Another solution concept is repetitive curation. It is a practice of writing routines to perform curation rather than curating editorially. A library of curation routines could be executed periodically or after triggering events (such as replacive ingestion of a source), to reinstate improvements that might have been lost.
Normalization cannot mediate the durability of some curated improvements, unless the normalization scripts are amended to cover those improvements. As of 02015, for example, a curated change of the character “!
” (exclamation mark) to “ǃ
” (Latin letter retroflex click) in some contexts would not self-replicate, because otherwise identical words containing these two characters would not have the same degraded form. Likewise, no normalization script would replicate a correction of an expression’s language variety.
How?
PanLex does not yet offer an interface useful for comprehensive content curation, nor any built-in guarantee of durability.
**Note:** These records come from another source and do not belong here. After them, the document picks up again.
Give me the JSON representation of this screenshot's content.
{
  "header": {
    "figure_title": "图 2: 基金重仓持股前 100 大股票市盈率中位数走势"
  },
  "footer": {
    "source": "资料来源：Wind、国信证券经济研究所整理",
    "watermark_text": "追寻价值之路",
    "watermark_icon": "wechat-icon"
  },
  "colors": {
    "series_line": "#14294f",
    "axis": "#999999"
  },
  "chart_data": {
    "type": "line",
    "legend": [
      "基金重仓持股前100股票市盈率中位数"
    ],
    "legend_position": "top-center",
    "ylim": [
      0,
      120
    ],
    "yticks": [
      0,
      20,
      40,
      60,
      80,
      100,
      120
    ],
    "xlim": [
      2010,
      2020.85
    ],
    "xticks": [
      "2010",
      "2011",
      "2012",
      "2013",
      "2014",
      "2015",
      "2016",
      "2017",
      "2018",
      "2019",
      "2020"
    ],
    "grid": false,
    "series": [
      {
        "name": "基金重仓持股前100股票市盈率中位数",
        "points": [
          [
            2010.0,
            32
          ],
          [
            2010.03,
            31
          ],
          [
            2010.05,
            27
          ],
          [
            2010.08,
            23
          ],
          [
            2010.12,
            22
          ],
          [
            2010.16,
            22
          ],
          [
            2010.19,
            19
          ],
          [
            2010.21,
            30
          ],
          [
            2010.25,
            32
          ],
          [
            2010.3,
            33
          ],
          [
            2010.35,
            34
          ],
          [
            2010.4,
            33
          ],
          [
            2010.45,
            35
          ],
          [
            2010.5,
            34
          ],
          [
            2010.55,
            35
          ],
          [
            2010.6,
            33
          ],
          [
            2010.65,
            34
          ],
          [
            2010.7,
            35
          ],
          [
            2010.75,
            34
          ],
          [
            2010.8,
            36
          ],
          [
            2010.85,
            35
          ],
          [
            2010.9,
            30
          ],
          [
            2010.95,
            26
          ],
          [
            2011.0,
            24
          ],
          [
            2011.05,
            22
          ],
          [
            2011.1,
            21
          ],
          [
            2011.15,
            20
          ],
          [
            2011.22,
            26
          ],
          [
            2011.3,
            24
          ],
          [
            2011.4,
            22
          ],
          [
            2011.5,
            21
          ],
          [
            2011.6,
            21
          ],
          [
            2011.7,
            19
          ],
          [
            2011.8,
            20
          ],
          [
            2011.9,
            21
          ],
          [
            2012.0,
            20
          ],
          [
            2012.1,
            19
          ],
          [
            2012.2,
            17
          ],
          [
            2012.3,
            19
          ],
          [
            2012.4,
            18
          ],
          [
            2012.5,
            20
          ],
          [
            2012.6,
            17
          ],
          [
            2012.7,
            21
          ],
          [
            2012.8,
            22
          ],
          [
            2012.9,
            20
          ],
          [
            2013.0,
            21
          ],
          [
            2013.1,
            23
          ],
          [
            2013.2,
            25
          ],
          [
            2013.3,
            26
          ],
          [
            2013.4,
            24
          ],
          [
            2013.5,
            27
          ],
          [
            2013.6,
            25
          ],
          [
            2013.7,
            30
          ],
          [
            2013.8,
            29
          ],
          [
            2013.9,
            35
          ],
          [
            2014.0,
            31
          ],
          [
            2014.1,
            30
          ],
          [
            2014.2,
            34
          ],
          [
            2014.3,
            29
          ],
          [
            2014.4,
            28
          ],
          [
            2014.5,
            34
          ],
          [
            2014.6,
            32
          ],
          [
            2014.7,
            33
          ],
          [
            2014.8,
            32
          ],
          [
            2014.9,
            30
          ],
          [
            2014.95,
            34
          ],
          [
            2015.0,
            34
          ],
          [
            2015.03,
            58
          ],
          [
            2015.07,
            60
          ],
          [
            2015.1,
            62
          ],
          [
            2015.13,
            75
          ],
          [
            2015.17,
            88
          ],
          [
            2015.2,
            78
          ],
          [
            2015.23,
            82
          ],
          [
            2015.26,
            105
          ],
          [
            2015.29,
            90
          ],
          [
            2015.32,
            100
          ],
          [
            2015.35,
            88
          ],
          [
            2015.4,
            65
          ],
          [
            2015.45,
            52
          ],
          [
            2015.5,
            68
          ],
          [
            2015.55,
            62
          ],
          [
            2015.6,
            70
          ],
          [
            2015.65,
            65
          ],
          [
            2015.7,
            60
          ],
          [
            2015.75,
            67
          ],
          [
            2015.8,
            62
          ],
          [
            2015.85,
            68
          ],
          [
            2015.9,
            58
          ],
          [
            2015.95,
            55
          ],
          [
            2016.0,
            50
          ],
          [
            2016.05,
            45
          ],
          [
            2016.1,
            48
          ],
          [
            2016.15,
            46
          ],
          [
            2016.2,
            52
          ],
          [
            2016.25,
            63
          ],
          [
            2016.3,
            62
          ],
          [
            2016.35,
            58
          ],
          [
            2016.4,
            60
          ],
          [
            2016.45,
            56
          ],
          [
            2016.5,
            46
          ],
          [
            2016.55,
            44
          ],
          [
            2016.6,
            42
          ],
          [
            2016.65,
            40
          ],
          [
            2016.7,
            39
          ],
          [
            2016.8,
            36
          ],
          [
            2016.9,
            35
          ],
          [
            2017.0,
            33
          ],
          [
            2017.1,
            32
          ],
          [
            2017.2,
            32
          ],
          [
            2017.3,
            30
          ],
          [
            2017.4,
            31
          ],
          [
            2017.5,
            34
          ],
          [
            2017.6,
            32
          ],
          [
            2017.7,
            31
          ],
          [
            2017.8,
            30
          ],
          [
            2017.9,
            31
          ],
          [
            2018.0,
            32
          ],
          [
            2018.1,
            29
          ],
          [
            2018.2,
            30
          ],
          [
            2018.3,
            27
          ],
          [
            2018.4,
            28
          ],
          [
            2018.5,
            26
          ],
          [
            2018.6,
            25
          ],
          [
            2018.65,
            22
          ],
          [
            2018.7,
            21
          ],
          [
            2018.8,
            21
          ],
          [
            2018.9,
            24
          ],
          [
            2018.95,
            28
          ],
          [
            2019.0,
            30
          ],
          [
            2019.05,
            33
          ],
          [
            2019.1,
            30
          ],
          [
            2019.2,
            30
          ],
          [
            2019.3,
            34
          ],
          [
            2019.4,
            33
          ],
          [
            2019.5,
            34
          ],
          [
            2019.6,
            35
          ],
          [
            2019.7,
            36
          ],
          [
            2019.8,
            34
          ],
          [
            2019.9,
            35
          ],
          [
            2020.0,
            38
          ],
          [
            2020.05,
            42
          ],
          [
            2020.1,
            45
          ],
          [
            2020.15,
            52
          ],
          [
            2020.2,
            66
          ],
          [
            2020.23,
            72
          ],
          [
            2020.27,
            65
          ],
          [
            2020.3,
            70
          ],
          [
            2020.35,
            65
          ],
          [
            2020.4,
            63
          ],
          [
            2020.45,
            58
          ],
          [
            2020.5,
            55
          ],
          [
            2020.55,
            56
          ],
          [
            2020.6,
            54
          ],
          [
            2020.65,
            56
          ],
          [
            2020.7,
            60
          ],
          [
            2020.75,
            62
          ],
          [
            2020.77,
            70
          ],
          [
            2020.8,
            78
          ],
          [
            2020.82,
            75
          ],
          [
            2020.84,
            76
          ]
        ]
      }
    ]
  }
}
Some content curation can be performed with the PanLem interface, but any sophisticated conditional rules must be applied with an SQL client, such as psql.
A few user-defined procedures in the database support particular curation actions in an SQL client. Among them are exlvmd
(integer, integer, text, text) and dnlvmd
(integer, integer, text, text). They permit you to change the language variety of all expressions in a particular language variety that are in a particular script, except when doing so would violate a uniqueness constraint.